The complaint alleges that her firing was the result of her disclosing information to the federal Public Defender and other agencies investigating medical malpractice and abuse at ESP.

Wilkin’s lawsuit comes on the heals of a class-action suit filed March 6 by the American Civil Liberties Union, also in U.S. District Court in Reno. That action is class-action on behalf of the more than 1,000 prisoners at ESP and does not seek monetary damages. It simply demands improved medical care for ESP inmates that meets minimum constitutional standards established by a previous court decision.

That complaint alleges that adequate health care was not provided to ESP inmates and calls the lack of care “a pervasive pattern of grossly inadequate medical care” and demands that a court-ordered monitor be appointed to oversee medical care at ESP. That suit names the NDOC, Skolnik, Bannister, McDaniel, Gov. Jim Gibbons, Attorney General Catherine Cortez Masto and Secretary of State Ross Miller as codefendants. Gibbons, Cortez Masto and Miller comprise the State Board of Prison Commissioners.

The ACLU lawsuit claims that several inmates were denied medications while suffering excruciating pain. Some inmates receiving medical care at ESP have died including former Coasters manager Patrick Cavanaugh, an insulin-dependent diabetic who died in the ESP infirmary in 2006 at age 60 after developing gangrene. The ACLU maintains that Cavanaugh had been denied medication. He had been convicted in Las Vegas in 1984 of the murder of Coasters group member Nathaniel “Buster” Wilson in 1980.

Adding to the Department of Corrections’ woes, Cavanaugh’s family also filed suit last week against the state’s prison system, claiming it failed to provide medical treatment for him.

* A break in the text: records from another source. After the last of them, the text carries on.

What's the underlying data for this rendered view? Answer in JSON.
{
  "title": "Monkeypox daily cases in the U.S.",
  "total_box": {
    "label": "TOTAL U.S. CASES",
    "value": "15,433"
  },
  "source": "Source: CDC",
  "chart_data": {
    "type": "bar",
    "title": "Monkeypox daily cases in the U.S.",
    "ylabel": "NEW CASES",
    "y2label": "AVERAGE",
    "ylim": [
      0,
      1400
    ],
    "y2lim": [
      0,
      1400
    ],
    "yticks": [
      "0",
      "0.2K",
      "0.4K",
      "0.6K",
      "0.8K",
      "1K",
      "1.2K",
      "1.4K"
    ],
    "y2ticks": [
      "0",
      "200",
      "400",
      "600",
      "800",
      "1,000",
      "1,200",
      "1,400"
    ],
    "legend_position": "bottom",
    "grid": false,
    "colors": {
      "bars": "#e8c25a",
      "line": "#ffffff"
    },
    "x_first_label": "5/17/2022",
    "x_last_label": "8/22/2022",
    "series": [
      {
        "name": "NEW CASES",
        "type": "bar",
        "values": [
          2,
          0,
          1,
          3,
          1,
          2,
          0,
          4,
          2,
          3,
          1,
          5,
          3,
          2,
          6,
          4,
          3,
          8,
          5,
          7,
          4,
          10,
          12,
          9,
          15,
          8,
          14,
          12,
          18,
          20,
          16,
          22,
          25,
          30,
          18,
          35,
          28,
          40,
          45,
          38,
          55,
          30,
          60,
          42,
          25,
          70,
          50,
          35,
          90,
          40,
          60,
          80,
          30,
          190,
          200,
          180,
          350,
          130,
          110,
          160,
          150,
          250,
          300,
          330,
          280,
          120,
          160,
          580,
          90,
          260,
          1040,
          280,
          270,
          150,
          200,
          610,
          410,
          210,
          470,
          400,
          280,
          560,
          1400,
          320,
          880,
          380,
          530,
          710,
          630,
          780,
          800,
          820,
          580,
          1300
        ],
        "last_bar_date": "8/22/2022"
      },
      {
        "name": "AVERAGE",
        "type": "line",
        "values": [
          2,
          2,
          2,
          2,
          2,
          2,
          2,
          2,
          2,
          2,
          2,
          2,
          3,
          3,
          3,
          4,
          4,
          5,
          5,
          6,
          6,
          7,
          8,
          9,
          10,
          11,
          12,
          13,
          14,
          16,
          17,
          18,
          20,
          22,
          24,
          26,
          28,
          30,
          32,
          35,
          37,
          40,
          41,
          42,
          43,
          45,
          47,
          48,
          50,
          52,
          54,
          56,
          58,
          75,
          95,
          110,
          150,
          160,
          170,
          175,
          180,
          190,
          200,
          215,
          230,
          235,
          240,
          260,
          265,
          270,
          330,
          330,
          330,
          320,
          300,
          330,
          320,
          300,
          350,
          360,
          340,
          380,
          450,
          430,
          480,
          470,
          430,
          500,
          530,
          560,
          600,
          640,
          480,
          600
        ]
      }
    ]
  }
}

In its lawsuit, also filed in U.S. District Court in Reno, the family contends the maximum-security prison refused to dispense insulin for Cavanaugh’s diabetes.

In reporting the Cavanaugh suit, the Associated Press said Dr. Simone Russo claimed in a medical report attached to the family’s lawsuit that MacArthur denied Cavanaugh his insulin.

“It seems obvious that this goes beyond malpractice to the level of criminal behavior,” Russo said in his affidavit. “But I am not qualified to make that judgment.”

Nicole Moon, spokeswoman for the state attorney general’s office, declined to comment on the lawsuit. “At this point, we are still reviewing and evaluating it,” she told the Reno Gazette-Journal.

A large number of complaints over the past few years to the ACLU of Nevada about health care deficiencies at ESP led to a review by Dr. William Noel (a physician contracted by the ACLU) in October 2007 of the medical records of 35 ESP inmates.

The ACLU’s National Prison Project reported that some prisoners were refused pain medications and others were denied heart medicines. The most serious allegation is that Cavanaugh developed gangrene after being denied insulin and subsequently died. As a response to Noel’s report, the ACLU asked the NDOC in late 2007 to comply with the nationally recognized medical standards established by the National Commission on Correctional Health Care.

Attempts to contact MacArthur by telephone were unsuccessful.